I have a suite that sometimes fails due to numerical instability in an ocean model. It retries the task, using ${CYLC_TASK_TRY_NUMBER} to work through an increasingly desperate list of modifications to get the model to run. One of these modifications is to reduce the timestep in the ocean model itself.

This all works fine, but my problem is in setting the PBS queue time limit for the task:
#PBS -l walltime=1200
The limit needs to be big to accommodate those retries with a small model timestep. Normally the task needs only 300 seconds, and so the suite is spending unnecessary extra time queueing.

Is there a way please to make the PBS directive change according to ${CYLC_TASK_TRY_NUMBER}? Perhaps a way to override the default qsub command?

Thanks
Richard

Hi,

I think you have two options:

  1. Broadcast the execution time limit.

    You can modify the suite’s configuration whilst it is running using cylc broadcast.

    Perhaps something like this (untested):

    [foo]
        err-script = """
            # on failure set the "execution time limit" for the next retry.
            cylc broadcast "${CYLC_SUITE_NAME}" \
                -n "${CYLC_TASK_NAME}" \
                -p "${CYLC_TASK_CYCLE_POINT}" \
                -s "[job]execution time limit=${TIMELIMIT[$CYLC_TASK_SUBMIT_NUM]}"
        """
    
  2. Recovery tasks

    I think the more conventional approach is to have a separate task for “desperate retries” e.g. my_model and my_model_short_step. This allows you to configure the recovery task separately which makes things a bit nicer.

    If using Rose Applications you can configure your recovery task to use the same Rose Application (see the ROSE_TASK_APP environment variable).

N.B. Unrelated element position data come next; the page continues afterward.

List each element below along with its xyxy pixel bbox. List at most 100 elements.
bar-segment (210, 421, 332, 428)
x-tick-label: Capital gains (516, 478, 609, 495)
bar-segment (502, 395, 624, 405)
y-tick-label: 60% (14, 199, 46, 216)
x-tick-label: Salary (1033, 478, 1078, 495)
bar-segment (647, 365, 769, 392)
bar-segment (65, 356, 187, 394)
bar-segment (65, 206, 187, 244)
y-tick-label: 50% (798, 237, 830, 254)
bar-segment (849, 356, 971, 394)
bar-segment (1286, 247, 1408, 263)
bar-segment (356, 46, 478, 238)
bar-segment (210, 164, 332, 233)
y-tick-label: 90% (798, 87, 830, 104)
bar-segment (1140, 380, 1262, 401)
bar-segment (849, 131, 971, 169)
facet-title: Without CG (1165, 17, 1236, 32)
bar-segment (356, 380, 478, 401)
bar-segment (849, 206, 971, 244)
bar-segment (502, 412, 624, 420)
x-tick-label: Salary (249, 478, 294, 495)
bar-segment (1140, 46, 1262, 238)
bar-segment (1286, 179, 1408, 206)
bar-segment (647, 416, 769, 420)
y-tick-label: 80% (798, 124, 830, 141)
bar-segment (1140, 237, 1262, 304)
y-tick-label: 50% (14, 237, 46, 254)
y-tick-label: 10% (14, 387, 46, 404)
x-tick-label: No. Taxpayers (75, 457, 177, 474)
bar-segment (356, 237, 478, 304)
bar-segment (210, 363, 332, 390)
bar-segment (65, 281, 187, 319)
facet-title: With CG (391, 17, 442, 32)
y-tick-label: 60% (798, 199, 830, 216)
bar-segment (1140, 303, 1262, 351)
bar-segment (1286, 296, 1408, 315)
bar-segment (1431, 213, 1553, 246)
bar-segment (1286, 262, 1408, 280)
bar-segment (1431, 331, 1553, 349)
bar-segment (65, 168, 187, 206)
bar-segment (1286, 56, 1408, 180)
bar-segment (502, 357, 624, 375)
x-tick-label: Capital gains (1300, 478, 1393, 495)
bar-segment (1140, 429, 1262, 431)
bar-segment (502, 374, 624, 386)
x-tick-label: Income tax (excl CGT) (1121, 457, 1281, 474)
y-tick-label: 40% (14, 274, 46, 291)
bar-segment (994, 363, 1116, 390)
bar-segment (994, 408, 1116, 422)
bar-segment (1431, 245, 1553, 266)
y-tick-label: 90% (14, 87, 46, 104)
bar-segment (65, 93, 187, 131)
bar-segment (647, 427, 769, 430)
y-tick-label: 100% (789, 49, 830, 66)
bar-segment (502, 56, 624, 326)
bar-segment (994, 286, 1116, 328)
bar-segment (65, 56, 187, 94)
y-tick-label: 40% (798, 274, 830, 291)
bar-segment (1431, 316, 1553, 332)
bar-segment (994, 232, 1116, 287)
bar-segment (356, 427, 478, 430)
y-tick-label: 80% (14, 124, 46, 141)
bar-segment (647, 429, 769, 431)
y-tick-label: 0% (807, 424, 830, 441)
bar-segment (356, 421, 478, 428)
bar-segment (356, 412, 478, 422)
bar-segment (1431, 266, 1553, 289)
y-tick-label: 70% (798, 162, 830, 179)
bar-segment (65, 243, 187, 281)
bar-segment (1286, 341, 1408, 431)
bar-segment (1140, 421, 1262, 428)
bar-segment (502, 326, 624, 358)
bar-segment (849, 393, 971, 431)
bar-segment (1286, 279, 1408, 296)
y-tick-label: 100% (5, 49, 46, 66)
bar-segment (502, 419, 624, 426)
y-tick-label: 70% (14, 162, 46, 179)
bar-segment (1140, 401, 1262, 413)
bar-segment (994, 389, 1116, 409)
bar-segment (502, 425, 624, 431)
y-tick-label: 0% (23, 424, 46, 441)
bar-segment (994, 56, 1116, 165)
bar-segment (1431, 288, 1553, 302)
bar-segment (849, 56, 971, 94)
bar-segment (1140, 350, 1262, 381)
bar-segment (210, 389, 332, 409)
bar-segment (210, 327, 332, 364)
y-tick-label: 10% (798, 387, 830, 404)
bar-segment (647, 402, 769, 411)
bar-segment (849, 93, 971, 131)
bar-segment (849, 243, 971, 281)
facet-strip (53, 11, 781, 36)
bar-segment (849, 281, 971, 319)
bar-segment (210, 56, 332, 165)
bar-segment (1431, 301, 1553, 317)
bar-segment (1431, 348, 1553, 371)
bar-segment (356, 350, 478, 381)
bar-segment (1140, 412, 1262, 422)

    The catch is that you need to “clean up” the graph to remove / reset failed tasks in order to allow the suite to continue. We typically use “suicide triggers” here’s a tutorial on how to use them:

    http://metomi.github.io/rose/doc/html/tutorial/cylc/furthertopics/suicide-triggers.html#recovery-task

    Word or warning: use suicide triggers sparingly, negative logic becomes a headache very quickly.

1 Like

Thanks Oliver. This does indeed work:

err-script = """                                                                                                                                                                                           
# on failure set the "execution time limit" for the next retry.                                                                                                                                            
TIMELIMIT=(300 700 700 1400)                                                                                                              
cylc broadcast "${CYLC_SUITE_NAME}" \                                                                                                                                                                      
    -n "${CYLC_TASK_NAME}" \                                                                                                                                                                               
    -p "${CYLC_TASK_CYCLE_POINT}" \                                                                                                                                                                        
    -s "[job]execution time limit=PT${TIMELIMIT[$CYLC_TASK_TRY_NUMBER]}S"                                                                                                                                  
"""